İster Irak ya da Suriye’deki gelişmeler nedeniyle olsun ister Rusya’nın Ukrayna’ya müdahalesi nedeniyle, barışın gittikçe büyüyen bir tehditle karşı karşıya olması belki de Türklerin güvenliği gittikçe artan bir oranla AB ve NATO’da aramasını açıklıyor. Sınırın hemen ötesinde Suriye’deki son gelişmeler, bu eğilimi daha da artıracağa benziyor. Örneğin, kısa bir süre önce yapılan bir ankette, katılımcıların büyük bir çoğunluğu (%52’si) Türkiye’nin IŞİD’e karşı uluslararası askeri bir koalisyonda yer almasını desteklemiş.
Ama insanın içini ısıtan bu uluslararası platformlara dahil olma hissi aynı zamanda ,mesela, son dönemde internet üzerindeki kontrollerin sıkılaştırılması ya da temel hak ve özgürlükler ile güçler ayrılığı gibi konularda, Türkiye’nin AB ile ilişkilerindeki potansiyel gerginlikleri de ortaya koyuyor. Türkiye’nin AB üyeliğine ilişkin yıllık ilerleme raporunda Avrupa Komisyonu, bu alanlardaki endişelerini vurguladı. Türk Hükumetinin bu rapora yanıtı ise olumlu oldu.
Birçok hükumet, ülkelerindeki istikrarın tehdit altında olduğunu düşündüğünde iç mekanizmalar –internet ya da medya- üzerindeki kontrolleri sıkılaştırmak ister. Bu istek, tartışmaya açık olsa da, bir bakıma anlaşılabilir olabilir. Ama aynı zamanda, tecrübeler de, ne kadar çelişkili görünürse görünsün, daha az kontrolün daha fazla istikrar sağladığını gösteriyor.
Bu, aklıma 1979’da Birleşik Krallık Maliye Bakanı olarak görev yaparken, Britanya Hükumetinin yabancı döviz üzerindeki kontrolleri kaldırma kararına öncülük eden Lord (Geoffrey) Howe’nin bilge yorumlarını getirdi.
Lord Howe, bir keresinde bana söz konusu kararın Britanya siyasetindeki bir kaç uykusuz gecesinden birine mal olduğunu söylemişti. Döviz kontrollerinin kaldırılmasından bir gün önce, kimse bir sonraki gün ne olacağını bilmiyormuş.
Nihayetinde, piyasaların serbest bırakılması ki döviz kontrollerinin serbest bırakılması da bu girişimin bir parçasıydı, Britanya’nın mali sektöründe (“Big Bang” olarak bilinen ), Londra’yı dünyanın birinci finans merkezi haline getiren, büyük bir patlama yarattı.
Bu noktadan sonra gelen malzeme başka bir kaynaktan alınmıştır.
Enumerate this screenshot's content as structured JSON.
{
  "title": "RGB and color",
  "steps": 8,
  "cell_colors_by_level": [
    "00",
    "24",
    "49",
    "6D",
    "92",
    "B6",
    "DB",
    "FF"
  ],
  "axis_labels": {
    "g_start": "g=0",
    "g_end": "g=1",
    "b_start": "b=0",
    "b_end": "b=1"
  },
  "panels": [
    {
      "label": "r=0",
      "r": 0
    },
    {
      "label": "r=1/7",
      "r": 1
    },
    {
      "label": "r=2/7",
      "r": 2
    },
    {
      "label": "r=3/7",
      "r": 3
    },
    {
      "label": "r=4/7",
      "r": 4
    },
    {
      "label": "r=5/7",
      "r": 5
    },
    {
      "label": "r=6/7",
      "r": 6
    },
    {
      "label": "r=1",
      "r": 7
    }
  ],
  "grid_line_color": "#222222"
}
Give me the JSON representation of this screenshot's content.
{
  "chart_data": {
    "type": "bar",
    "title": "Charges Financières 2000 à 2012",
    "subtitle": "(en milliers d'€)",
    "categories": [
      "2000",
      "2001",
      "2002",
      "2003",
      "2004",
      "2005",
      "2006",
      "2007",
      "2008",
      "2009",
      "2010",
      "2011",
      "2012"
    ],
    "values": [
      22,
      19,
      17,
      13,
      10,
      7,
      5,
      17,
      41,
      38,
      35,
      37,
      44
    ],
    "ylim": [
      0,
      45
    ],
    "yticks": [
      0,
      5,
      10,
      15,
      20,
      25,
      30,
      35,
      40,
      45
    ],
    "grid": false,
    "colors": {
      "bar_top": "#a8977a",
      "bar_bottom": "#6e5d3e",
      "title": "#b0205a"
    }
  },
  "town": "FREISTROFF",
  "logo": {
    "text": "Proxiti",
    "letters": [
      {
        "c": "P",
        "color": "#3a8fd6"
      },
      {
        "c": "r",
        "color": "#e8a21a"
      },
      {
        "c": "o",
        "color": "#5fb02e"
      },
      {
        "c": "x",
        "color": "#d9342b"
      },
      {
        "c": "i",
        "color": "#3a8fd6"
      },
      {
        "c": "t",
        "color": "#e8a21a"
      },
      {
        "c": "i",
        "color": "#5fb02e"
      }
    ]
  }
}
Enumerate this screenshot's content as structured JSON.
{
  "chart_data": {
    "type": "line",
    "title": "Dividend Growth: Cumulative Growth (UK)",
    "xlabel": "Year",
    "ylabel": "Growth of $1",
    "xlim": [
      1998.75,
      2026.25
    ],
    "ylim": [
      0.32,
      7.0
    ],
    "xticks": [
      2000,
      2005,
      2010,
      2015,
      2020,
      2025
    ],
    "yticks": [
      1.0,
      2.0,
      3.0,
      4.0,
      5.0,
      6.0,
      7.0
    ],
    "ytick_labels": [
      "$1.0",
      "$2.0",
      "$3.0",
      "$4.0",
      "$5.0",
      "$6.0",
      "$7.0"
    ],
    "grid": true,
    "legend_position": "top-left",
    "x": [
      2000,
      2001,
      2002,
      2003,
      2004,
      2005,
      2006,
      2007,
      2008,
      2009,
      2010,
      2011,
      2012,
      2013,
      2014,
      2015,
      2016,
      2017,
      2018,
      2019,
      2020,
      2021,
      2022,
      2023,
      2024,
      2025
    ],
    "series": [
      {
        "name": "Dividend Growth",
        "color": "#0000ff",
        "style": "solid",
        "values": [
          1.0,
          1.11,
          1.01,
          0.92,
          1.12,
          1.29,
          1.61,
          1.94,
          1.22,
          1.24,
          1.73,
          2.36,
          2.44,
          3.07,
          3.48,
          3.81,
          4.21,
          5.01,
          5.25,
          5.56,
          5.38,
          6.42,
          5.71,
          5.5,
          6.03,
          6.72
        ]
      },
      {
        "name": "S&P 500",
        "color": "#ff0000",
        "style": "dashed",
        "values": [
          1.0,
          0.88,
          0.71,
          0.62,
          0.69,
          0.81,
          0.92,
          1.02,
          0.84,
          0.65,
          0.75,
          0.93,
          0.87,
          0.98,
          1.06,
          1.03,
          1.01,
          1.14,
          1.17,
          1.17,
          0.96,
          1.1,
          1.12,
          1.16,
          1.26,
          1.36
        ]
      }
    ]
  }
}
Birleşik Krallık, Türkiye’nin AB üyeliğine uzun bir süredir güçlü bir destek veriyor. Bu amaçla, Türkiye ekonomisini ve Türk kurumlarını güçlendirmeyi hedefleyen pek çok proje geliştiriyoruz. Örneğin, kurumlarda şeffaflık ile ilgili son girişimimiz de bunlardan birisi. Zaman zaman korkutucu ve tehlikeli görünen günümüz ortamında bile, Türkiye’nin milletler topluluğunda uzun vadeli güvenliği inşa etmenin bir yolu olarak AB normlarını yerine getirme yolundaki ilerlemesini devam ettireceğini umuyorum.